L’étude des années 1980 à nos jours
La période de 1980 à nos jours constitue la dernière couche historique qui s’est déposée de façon significative sur la trame que représente la société québécoise. Il s’agit de la première période historique vers laquelle on se tourne spontanément pour comprendre les principaux enjeux qui façonnent notre société, comme la question identitaire et le rapport à l’Autre, les défis énergétiques, la protection de l’environnement, la justice sociale, etc.
Près de quarante ans se sont écoulés depuis le début des années 1980. Je considère donc que l’historien possède le recul nécessaire pour analyser scientifiquement les années 1980, du moins jusqu’au début des années 2000. En ce qui concerne les dix ou quinze dernières années, il peut et doit assurément en parler puisque celles-ci assurent la continuité entre le passé révolu et le présent. Il ne dispose toutefois pas des outils nécessaires pour proposer une interprétation pleinement détachée de l’actualité.
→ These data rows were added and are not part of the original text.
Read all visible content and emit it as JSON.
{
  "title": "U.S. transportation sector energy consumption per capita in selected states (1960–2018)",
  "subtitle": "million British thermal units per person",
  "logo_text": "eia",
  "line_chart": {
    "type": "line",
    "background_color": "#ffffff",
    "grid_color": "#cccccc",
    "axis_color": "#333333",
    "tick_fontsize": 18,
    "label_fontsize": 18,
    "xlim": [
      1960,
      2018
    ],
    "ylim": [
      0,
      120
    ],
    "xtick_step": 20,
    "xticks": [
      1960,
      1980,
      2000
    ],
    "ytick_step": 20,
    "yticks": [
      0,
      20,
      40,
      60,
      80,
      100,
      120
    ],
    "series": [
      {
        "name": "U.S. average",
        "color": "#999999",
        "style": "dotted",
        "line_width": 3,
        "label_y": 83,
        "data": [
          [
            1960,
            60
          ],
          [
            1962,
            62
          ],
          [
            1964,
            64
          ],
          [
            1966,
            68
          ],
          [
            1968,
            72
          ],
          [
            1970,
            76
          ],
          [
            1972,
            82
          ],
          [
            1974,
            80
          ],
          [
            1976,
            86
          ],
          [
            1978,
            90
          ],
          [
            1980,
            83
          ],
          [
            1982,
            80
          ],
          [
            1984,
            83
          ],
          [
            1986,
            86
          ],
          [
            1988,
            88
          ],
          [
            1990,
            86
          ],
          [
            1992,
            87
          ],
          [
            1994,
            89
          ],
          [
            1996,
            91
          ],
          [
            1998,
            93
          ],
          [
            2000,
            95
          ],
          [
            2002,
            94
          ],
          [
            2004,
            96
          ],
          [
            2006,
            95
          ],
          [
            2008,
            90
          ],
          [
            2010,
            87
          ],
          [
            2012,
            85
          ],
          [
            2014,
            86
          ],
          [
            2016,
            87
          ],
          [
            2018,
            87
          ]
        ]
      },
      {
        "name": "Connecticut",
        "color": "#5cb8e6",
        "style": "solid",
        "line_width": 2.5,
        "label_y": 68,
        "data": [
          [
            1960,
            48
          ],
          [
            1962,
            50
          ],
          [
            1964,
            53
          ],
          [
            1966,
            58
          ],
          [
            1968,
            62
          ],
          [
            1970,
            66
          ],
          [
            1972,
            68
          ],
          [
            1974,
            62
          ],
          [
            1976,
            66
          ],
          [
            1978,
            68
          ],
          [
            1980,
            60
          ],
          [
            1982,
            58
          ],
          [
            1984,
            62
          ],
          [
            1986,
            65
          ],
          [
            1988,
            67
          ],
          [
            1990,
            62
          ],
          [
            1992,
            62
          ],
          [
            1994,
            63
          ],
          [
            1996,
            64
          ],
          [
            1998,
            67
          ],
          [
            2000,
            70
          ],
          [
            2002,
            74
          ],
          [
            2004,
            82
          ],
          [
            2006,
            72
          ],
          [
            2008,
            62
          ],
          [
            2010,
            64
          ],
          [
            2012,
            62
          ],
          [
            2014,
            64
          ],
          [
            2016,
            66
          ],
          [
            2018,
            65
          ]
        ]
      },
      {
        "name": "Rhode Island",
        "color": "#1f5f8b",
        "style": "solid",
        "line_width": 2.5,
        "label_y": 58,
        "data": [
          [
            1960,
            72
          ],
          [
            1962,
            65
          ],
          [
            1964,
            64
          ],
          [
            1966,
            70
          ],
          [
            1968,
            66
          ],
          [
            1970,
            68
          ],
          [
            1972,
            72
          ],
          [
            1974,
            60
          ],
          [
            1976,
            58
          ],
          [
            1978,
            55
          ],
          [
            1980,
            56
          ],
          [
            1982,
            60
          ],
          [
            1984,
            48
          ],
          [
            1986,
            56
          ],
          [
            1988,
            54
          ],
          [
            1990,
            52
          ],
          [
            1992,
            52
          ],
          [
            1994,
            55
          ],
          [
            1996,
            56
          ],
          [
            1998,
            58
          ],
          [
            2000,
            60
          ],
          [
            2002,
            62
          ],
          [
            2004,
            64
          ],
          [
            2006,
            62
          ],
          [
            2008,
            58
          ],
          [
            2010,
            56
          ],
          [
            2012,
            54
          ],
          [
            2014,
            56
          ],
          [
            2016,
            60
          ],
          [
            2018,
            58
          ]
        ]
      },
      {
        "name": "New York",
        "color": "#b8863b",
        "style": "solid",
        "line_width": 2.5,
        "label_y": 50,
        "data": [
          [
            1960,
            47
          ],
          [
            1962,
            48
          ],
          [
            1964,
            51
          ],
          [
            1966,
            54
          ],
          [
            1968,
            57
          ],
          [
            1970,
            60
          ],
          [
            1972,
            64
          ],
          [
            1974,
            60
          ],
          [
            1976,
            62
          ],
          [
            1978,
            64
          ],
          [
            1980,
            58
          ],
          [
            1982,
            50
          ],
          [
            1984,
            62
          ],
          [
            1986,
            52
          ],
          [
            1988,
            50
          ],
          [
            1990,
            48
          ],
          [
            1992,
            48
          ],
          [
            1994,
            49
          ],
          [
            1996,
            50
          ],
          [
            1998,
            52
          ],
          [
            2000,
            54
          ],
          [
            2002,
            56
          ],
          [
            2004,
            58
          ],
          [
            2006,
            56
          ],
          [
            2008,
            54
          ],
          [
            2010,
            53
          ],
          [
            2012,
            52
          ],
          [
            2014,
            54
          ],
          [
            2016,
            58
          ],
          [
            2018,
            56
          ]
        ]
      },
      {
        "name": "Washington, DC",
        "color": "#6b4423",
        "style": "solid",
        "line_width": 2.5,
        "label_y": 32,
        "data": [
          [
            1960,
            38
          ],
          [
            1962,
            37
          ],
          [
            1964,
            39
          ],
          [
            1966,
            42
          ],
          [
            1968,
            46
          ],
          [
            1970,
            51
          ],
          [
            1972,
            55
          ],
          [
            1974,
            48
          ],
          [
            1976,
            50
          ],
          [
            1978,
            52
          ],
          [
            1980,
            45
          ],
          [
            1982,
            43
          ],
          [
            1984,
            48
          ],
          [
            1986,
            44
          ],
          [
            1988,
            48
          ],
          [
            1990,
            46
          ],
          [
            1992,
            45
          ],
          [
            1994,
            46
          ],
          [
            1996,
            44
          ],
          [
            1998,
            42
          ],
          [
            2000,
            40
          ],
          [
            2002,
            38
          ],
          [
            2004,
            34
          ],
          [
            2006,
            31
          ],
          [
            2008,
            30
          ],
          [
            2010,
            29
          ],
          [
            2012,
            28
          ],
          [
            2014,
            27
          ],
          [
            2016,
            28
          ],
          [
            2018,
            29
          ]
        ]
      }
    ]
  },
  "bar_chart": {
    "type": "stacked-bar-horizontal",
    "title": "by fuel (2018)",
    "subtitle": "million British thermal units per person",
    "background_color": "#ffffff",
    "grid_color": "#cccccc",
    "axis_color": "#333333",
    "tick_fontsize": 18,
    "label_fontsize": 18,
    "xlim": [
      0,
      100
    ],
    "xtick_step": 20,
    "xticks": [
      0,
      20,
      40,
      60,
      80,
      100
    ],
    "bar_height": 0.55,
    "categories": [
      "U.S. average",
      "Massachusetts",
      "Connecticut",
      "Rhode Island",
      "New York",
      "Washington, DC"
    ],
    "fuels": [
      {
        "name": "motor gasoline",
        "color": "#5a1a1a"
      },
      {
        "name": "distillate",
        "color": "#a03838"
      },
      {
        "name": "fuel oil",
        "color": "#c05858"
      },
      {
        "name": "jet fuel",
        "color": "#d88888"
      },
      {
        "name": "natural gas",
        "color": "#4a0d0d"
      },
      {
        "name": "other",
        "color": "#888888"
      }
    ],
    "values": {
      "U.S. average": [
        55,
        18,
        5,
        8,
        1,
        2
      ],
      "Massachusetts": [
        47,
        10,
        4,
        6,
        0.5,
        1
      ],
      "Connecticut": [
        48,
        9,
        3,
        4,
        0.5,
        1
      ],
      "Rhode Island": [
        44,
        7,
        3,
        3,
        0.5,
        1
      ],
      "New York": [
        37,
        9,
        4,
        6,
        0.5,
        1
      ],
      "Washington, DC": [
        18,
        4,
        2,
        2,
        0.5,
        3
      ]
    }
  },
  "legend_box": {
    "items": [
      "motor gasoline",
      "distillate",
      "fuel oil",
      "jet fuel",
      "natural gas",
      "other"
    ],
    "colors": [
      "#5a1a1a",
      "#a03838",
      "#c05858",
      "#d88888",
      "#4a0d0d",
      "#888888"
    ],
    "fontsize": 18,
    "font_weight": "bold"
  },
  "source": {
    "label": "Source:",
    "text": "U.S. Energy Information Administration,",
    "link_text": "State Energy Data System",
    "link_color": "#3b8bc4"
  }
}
Il existe deux manières d’aborder l’histoire des années 1980. La première consiste à percevoir cette période comme le chainon manquant entre cette période phare de l’histoire du Québec que constitue la Révolution tranquille (RT) des années 1960 et 1970 et le temps présent, celui dans lequel s’inscrit l’expérience de vie des étudiants du secondaire et de tous les citoyens.
Il s’agit ici de comprendre les grands phénomènes qui ont bouleversé la société québécoise de nos parents et de nos grands-parents, pourquoi ils sont survenus et, enfin, ce qui a changé depuis la RT.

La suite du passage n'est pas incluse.